Rebecca Craddock-Taylor is director of sustainable investment at Gresham House, a specialist in alternative asset management. She believes that there is plenty of potential for the private sector to invest more in “long-term areas of growth, such as renewable energy, biodiversity and vital infrastructure. Another area we should be considering is how funding is allocated to developing countries. Projects need to be financed and set up to deliver long-term benefits to local communities so that new investment opportunities and industries can be created.

She continues: “Many developing countries will still be suffering the impacts of the pandemic and will therefore require further funding to encourage economic recovery through the application of environmentally focused initiatives.” 

Given the sheer scale of the climate challenge, mobilising more money is only one part of the equation. What will become increasingly important is the adoption of a more systematic funding mechanism. To transform how societies and economies operate and move to a more resilient and regenerative world, it needs to move away from a piecemeal, project-by-project approach and become more holistic, harnessing shared knowledge, new business models and financial innovations. 

The new approach would require “much more collaboration and knowledge-sharing among regulators, governments, development banks and the private sector”, says Nick Mabey, co-founder and CEO of climate-change think-tank E3G. “The preference thus far has been towards clean infrastructure projects, but we must now think smarter and invest in driving policy, education and ecosystems to have a far greater, more transformative impact.”
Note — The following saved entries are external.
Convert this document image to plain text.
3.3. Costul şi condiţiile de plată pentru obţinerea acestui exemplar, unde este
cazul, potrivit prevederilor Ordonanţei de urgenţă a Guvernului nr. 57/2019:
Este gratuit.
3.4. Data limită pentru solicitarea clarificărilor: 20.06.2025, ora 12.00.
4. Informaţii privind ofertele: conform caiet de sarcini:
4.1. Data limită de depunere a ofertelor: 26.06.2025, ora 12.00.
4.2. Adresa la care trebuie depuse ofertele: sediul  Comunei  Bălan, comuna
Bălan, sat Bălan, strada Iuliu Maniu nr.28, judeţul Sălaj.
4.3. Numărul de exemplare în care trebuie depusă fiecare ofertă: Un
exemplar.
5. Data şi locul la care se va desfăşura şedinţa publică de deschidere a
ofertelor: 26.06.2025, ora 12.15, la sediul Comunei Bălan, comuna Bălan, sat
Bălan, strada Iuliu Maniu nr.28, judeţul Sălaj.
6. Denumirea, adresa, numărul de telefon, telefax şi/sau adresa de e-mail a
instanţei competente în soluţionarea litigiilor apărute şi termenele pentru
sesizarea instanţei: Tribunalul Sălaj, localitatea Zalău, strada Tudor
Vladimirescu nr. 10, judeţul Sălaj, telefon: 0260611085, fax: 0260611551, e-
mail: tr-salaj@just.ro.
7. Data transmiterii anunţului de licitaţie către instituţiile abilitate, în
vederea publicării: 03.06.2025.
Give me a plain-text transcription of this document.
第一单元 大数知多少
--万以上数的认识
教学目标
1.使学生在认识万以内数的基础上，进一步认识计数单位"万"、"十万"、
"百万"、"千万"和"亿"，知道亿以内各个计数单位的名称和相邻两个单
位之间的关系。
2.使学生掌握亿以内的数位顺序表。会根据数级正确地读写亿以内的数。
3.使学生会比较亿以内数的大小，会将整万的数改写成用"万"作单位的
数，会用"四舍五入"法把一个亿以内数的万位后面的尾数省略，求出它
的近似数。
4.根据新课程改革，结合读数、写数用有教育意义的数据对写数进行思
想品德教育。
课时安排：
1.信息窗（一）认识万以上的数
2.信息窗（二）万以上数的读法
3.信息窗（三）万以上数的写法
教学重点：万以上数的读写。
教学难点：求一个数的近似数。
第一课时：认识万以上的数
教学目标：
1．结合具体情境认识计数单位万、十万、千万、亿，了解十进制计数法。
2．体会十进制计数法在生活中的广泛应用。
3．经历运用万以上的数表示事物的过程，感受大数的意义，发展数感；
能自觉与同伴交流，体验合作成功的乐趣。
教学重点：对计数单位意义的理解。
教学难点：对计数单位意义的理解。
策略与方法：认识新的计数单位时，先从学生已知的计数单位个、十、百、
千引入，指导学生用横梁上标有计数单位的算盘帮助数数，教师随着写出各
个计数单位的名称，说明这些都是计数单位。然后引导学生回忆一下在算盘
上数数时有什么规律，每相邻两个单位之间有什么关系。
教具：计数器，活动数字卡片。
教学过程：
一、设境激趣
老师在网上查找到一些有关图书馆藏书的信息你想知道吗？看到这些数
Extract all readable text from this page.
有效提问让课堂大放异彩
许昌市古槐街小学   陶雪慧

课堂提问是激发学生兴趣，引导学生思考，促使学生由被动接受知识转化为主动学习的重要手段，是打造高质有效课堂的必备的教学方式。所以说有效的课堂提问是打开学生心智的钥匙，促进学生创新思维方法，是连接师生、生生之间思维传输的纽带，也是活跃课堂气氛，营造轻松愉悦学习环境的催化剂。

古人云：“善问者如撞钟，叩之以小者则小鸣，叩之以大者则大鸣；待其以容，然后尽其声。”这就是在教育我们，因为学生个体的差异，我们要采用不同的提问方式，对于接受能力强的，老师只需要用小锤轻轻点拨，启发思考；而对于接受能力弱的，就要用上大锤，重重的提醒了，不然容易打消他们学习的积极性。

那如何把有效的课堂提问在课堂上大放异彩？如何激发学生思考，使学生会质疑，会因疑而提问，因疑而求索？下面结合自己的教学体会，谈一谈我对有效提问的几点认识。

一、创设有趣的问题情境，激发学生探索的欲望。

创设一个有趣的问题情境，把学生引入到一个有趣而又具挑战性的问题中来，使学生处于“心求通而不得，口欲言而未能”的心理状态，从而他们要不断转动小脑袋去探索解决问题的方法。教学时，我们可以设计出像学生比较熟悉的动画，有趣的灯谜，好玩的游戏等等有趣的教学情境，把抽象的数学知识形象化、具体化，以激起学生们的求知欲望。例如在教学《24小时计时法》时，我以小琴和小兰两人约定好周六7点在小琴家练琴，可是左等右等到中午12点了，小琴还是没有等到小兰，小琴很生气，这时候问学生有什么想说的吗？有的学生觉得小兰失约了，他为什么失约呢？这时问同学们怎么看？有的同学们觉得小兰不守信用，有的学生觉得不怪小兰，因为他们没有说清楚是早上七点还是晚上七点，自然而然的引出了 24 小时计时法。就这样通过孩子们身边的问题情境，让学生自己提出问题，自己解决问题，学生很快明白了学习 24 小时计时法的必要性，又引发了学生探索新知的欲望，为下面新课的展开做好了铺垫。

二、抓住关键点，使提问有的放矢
Mabey cites the African Risk Capacity (ARC) as an example of the kind of strategic thinking that’s required. This agency of the African Union provides insurance services to member states and farming organisations, employing innovative financing mechanisms to pool climate-related risks across the continent and transferring these to international insurance markets. In doing so, the ARC says it improves the continent’s response to natural disasters and helps in building resilience. 

Mabey also believes that aid payments to developing nations should be allocated with greater consideration. He explains that such funding is “often distributed on an income-per-head level, which is why we see such large flows into Africa. But many countries that would be considered middle-income states, such as tourism-reliant Caribbean islands, can be devastated by the effects of climate change. More must therefore be done to recognise individual countries’ specific circumstances.”

As the UN’s COP26 climate conference progresses in Glasgow, the need for more innovative, ambitious and effective climate action has never been greater. All nations will have to come together again to mobilise their collective resourcefulness and dexterity if they’re to stand any chance of meeting the goals of the Paris accord.